Normal, on est en plein dans la décennie des promesses. C'est dans l'air du temps, électorales ou commerciales, les promesses ont le vent en poupe. Ca durera aussi longtemps que vous serez d'accord pour les gober.

Puis on essaie de vous faire croire que ça se mérite des promesses, alors on vous demande un truc en échange. On vous demande du bon sens. Pas celui de Ghandi ou Mandela, plutot celui de Cauet ou Ruquier, des gars qu'on vous a fait connaitre. Se sentir beau et consommer. Depuis des mois, et deux décennies après, la france entre dans son ère Reagan. Mieux paraître pour apparaître à la lumière de la société comme crédible, TOUT est là.

Du coup, les magasins de fringues, les téléphones à pomme et les coach en savoir-vivre à la rotshild font le plein. Pendant ce temps-là, les voyageurs se frottent les mains, surtout depuis la chute des cours du pétrole.

Point sur les compagnies aériennes à bas coût

Ecoutez-les, il ne jurent que par Air France ! Air France, c'est avant tout : les prix parmis les plus élevés du marché, des surcharges pétrolières (alors même que le brut a perdu 140% depuis quatre mois), des avions d'une moyenne d'âge de plus 10 ans, un supplément de 50eur pour les voyageurs de grande taille, un taux de perte de bagages élevé, des départs avec 50 personnes à bord quand l'avion peut en contenir 200 (pas très écologique).

Bref, c'est comme les pépés qui rouspettent à la pharmacie pour pas avoir le médicament générique mais plutôt celui de marque. Ils savent ce qu'ils veulent, sans savoir vraiment pourquoi, sans penser aux conséquences. Le bon sens ?

Le point fort des bonnes compagnies low-cost, c'est qu'elle ont attaqués les points faibles des compagnies à l'ancienne : leur gaspillage.
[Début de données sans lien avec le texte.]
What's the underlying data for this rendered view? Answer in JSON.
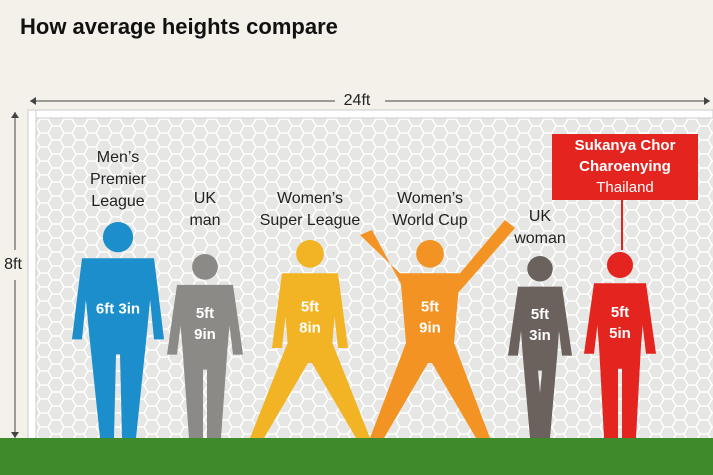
{
  "title": "How average heights compare",
  "goal": {
    "width_label": "24ft",
    "height_label": "8ft"
  },
  "figures": [
    {
      "label_lines": [
        "Men’s",
        "Premier",
        "League"
      ],
      "height_lines": [
        "6ft 3in"
      ],
      "color": "#1b8ecb"
    },
    {
      "label_lines": [
        "UK",
        "man"
      ],
      "height_lines": [
        "5ft",
        "9in"
      ],
      "color": "#8c8a87"
    },
    {
      "label_lines": [
        "Women’s",
        "Super League"
      ],
      "height_lines": [
        "5ft",
        "8in"
      ],
      "color": "#f2b424"
    },
    {
      "label_lines": [
        "Women’s",
        "World Cup"
      ],
      "height_lines": [
        "5ft",
        "9in"
      ],
      "color": "#f39323"
    },
    {
      "label_lines": [
        "UK",
        "woman"
      ],
      "height_lines": [
        "5ft",
        "3in"
      ],
      "color": "#6b625d"
    },
    {
      "label_lines": [],
      "height_lines": [
        "5ft",
        "5in"
      ],
      "color": "#e3241f"
    }
  ],
  "callout": {
    "name_lines": [
      "Sukanya Chor",
      "Charoenying"
    ],
    "country": "Thailand"
  }
}
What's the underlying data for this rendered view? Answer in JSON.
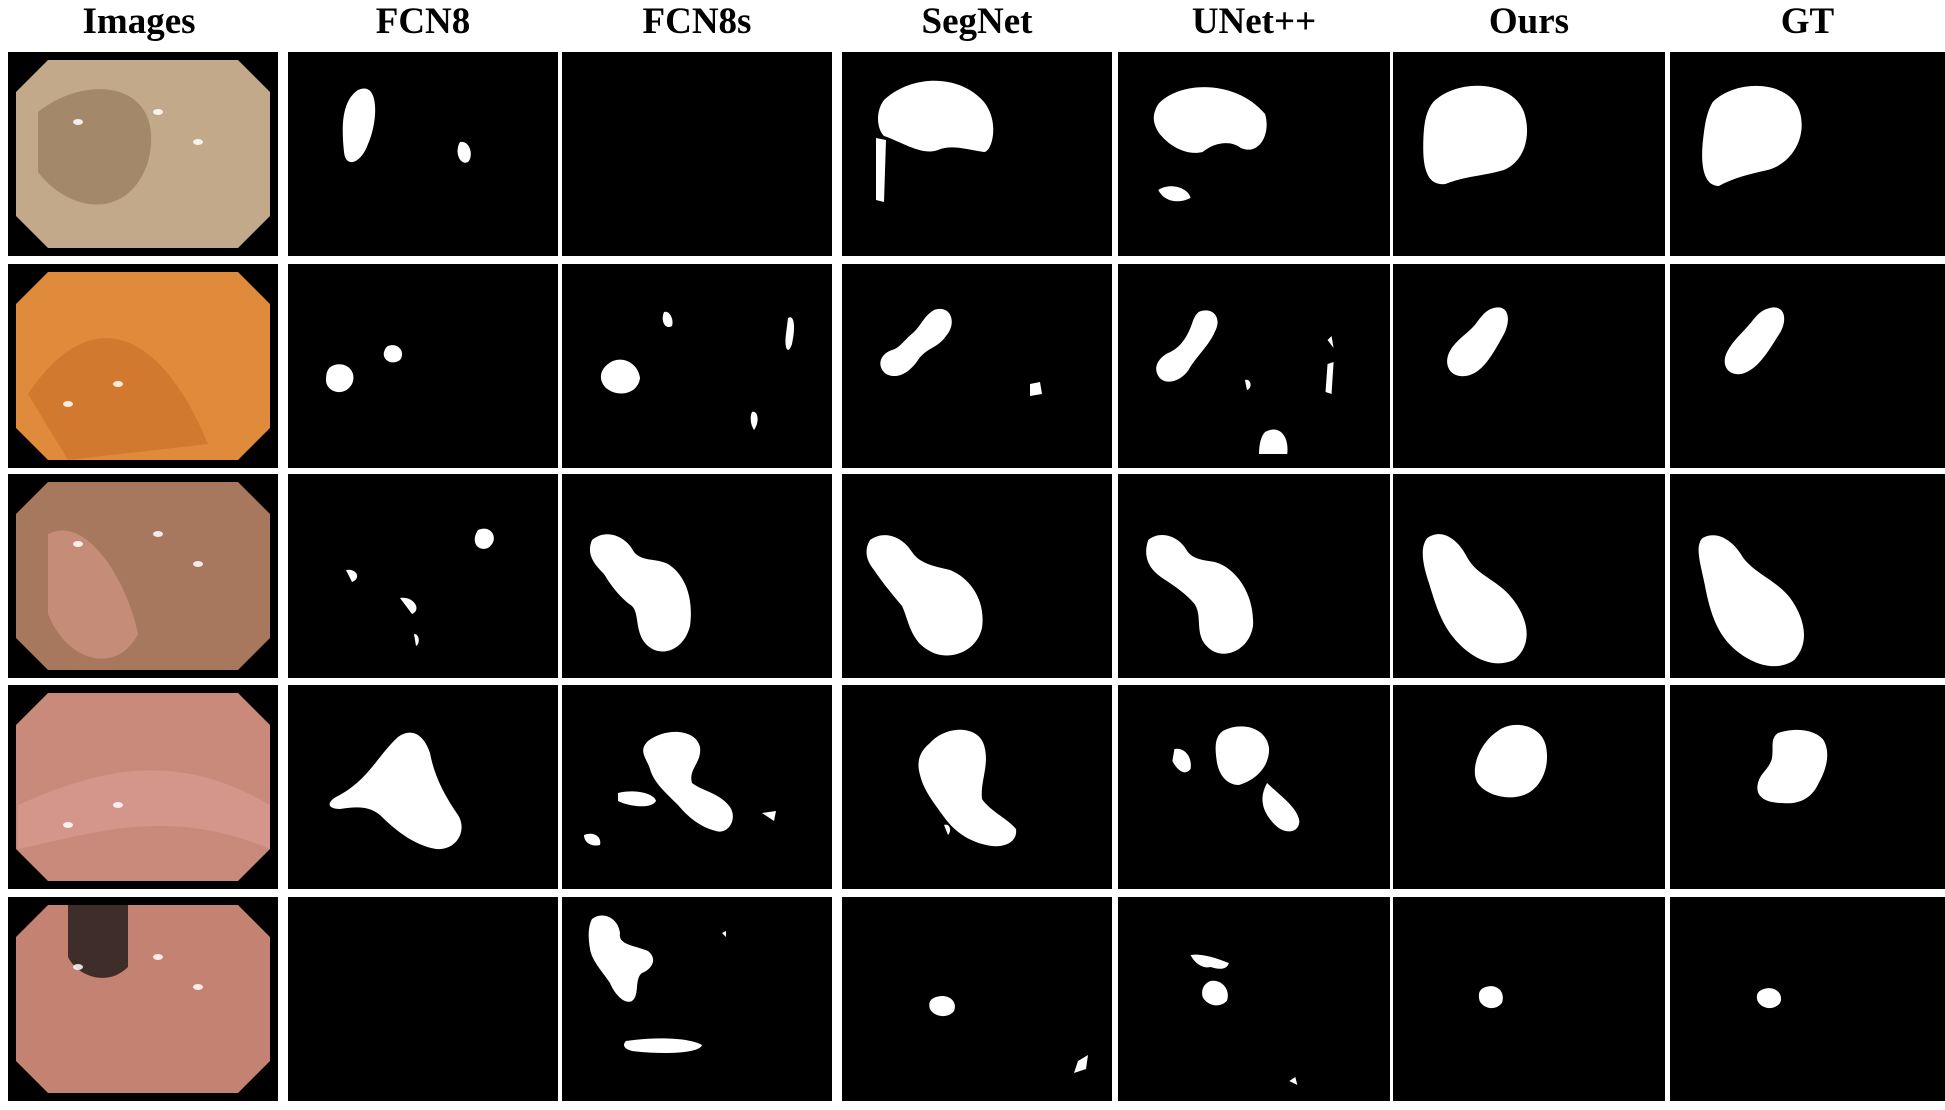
{
  "figure": {
    "columns": [
      "Images",
      "FCN8",
      "FCN8s",
      "SegNet",
      "UNet++",
      "Ours",
      "GT"
    ],
    "rows": 5,
    "colors": {
      "background": "#ffffff",
      "cell_background": "#000000",
      "mask_foreground": "#ffffff",
      "tissue_tones": [
        "#c2a98a",
        "#e08a3c",
        "#a8785e",
        "#c98a7c",
        "#c48272"
      ]
    }
  }
}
Les avions sont très récents (2,5 ans moy chez Ryanair) et leur consommation s'en ressent. En low-cost, on ne vous fera pas payer l'enregistrement d'un bagage de soute et un repas si vous n'en avez pas besoin. On vous fait payer seulement l'essentiel : le transport. Les low-cost sont des entreprises de transport au strict sens du terme. Chez les low-cost on fera tout pour réduire retards, annulations ou pertes de bagages. Tout les services sont en option, et des accords commerciaux permettent de subventionner les billets en fonction du taux de remplissage, ce qui permet d'offrir un service de base à un tarif très démocratique.

Le point faible de la bonne low-cost, c'est le transport "point à point", c'est à dire que la compagnie n'assure pas les services aux correspondances. C'est à vous de trimbaler votre bagage de soute et de l'enregistrer à nouveau pour le vol suivant.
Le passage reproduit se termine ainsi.